También los niños, los ancianos, las amas de casa y los parados participaban de un modo especial en el banco de tiempo donde se sentían útiles y no excluidos. Los niños, por ejemplo, se ejercitaban en la reciprocidad ayudándose mutuamente en sus estudios, de modo que los alumnos de los cursos superiores supervisaban y ayudaban a los de los inferiores a cambio de que estos hicieran lo propio con los que aún eran más pequeños. Los padres se sentían felices de que sus hijos aprendieran con la práctica valores de la sociabilidad y estuvieran protegidos por una red social tan amplia y numerosa.

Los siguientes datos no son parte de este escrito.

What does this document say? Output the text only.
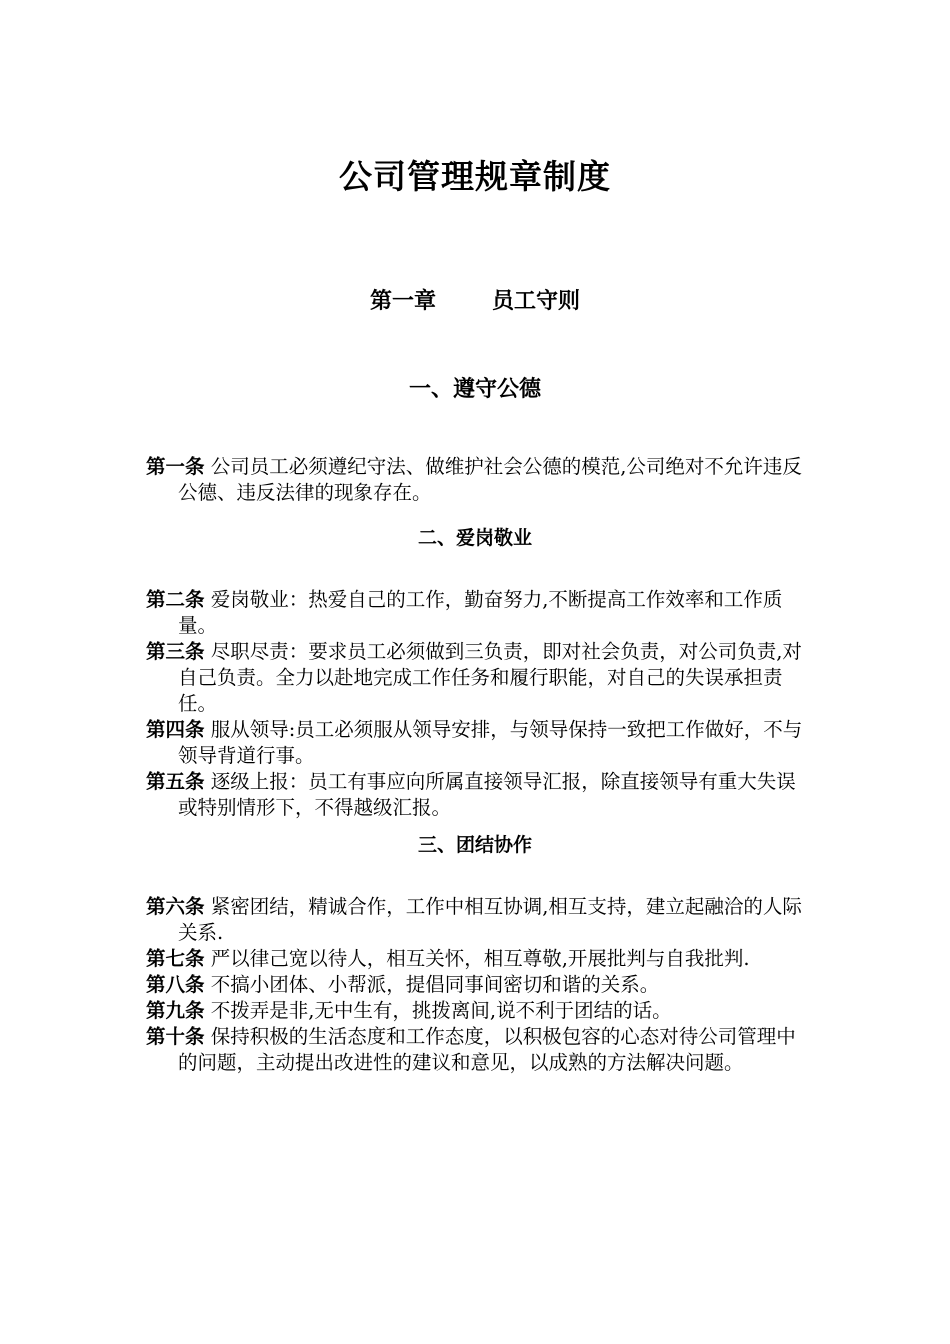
公司管理规章制度
第一章	员工守则
一、遵守公德

第一条 公司员工必须遵纪守法、做维护社会公德的模范,公司绝对不允许违反公德、违反法律的现象存在。

二、爱岗敬业

第二条 爱岗敬业：热爱自己的工作，勤奋努力,不断提高工作效率和工作质量。

第三条 尽职尽责：要求员工必须做到三负责，即对社会负责，对公司负责,对自己负责。全力以赴地完成工作任务和履行职能，对自己的失误承担责任。

第四条 服从领导:员工必须服从领导安排，与领导保持一致把工作做好，不与领导背道行事。

第五条 逐级上报：员工有事应向所属直接领导汇报，除直接领导有重大失误或特别情形下，不得越级汇报。

三、团结协作

第六条 紧密团结，精诚合作，工作中相互协调,相互支持，建立起融洽的人际关系.

第七条 严以律己宽以待人，相互关怀，相互尊敬,开展批判与自我批判.

第八条 不搞小团体、小帮派，提倡同事间密切和谐的关系。

第九条 不拨弄是非,无中生有，挑拨离间,说不利于团结的话。

第十条 保持积极的生活态度和工作态度，以积极包容的心态对待公司管理中的问题，主动提出改进性的建议和意见，以成熟的方法解决问题。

 VII. Reducir las necesidades

Pero si existía un asunto donde los cien destacaban de modo ejemplar sobre el resto de ciudadanos era en cuanto a la relación que deseaban alcanzar con el medio ambiente. Pretendían nada menos que sustituir el paradigma de la dominación del hombre sobre la naturaleza por otro basado en la integración. Si algo los hacía peculiares era esa sensación de vivir relajados, en contacto consciente con la vida, realizando siempre los trayectos cortos andando y en bicicleta.
Eran firmes defensores de la economía del  decrecimiento, es decir, de la disminución regular y controlada de la producción económica con el objetivo de establecer una nueva relación de equilibrio entre el ser humano y la naturaleza. Rechazaban la obsesión por crecer que rige la economía capitalista, al considerarla social y ecológicamente insostenible.
Todos tenía claro el carácter autodestructivo de esta lógica, que comparte tanto el neoliberalismo como la socialdemocracia, para la que el objetivo de la política económica no es otro que facilitar el incremento ilimitado de la tasa ganancia, lo que debe implicar un aumento continuo de la producción y en definitiva del consumo, que se consigue  multiplicando artificialmente las necesidades de la población. 
Dado que la capacidad de regeneración de los ecosistemas naturales, de donde se extraen los recursos  –y vierten los desechos– necesarios para ese proceso sin fin, es limitada, tiene que haber un momento, desgraciadamente inminente, donde se producirá un colapso ecológico. De no actuar urgente y razonadamente, los países llamados civilizados llegarán a una situación de decrecimiento forzado debido a la escasez de recursos, a resultas del hundimiento sin fondo del capitalismo global.
Y si el capitalismo es incapaz, por su esencia, de frenar esta tendencia suicida debido a que el incremento de los beneficios es el motor que lo mantiene con vida, tampoco las actuales instituciones democráticas están a la altura del reto que implica exigir a sus ciudadanos la moderación en el consumo, a sabiendas del coste electoral que supondría a corto plazo.
Una sociedad adicta al consumo no permitirá que con su voto se produzca una reducción de los bienes y servicios consumidos, antes bien elegirá la máxima: después de mí el diluvio. De ese modo, la superviviencia de la humanidad dependía de que funcionara la cooperativa integral, único marco institucional en el que se puede llevar a cabo un consumo racional y sostenible, que tenga en cuenta la finitud del planeta tierra y su incapacidad para soportar un crecimiento ilimitado
Lo sorprendente del caso es que el reto que parecía un gigante invencible resulto ser tan solo la sombra proyectada de un enano. La creación de un estilo de vida basado en la simplicidad voluntaria, que apuesta por energías renovables, el reciclaje y la reducción de las necesidades,  no solo no supuso una disminución de la felicidad, sino todo lo contrario. La autorrealización, el aprendizaje del placer consciente y el cultivo del hábito de la plenitud permitieron superar el vacío existencial que crea la sociedad de consumo. Fue como un gran despertar. Pronto reconocieron que su anterior vida se basaba en una gran mentira: la ecuación entre bienestar material y felicidad. El desafío consistía en vivir mejor con menos.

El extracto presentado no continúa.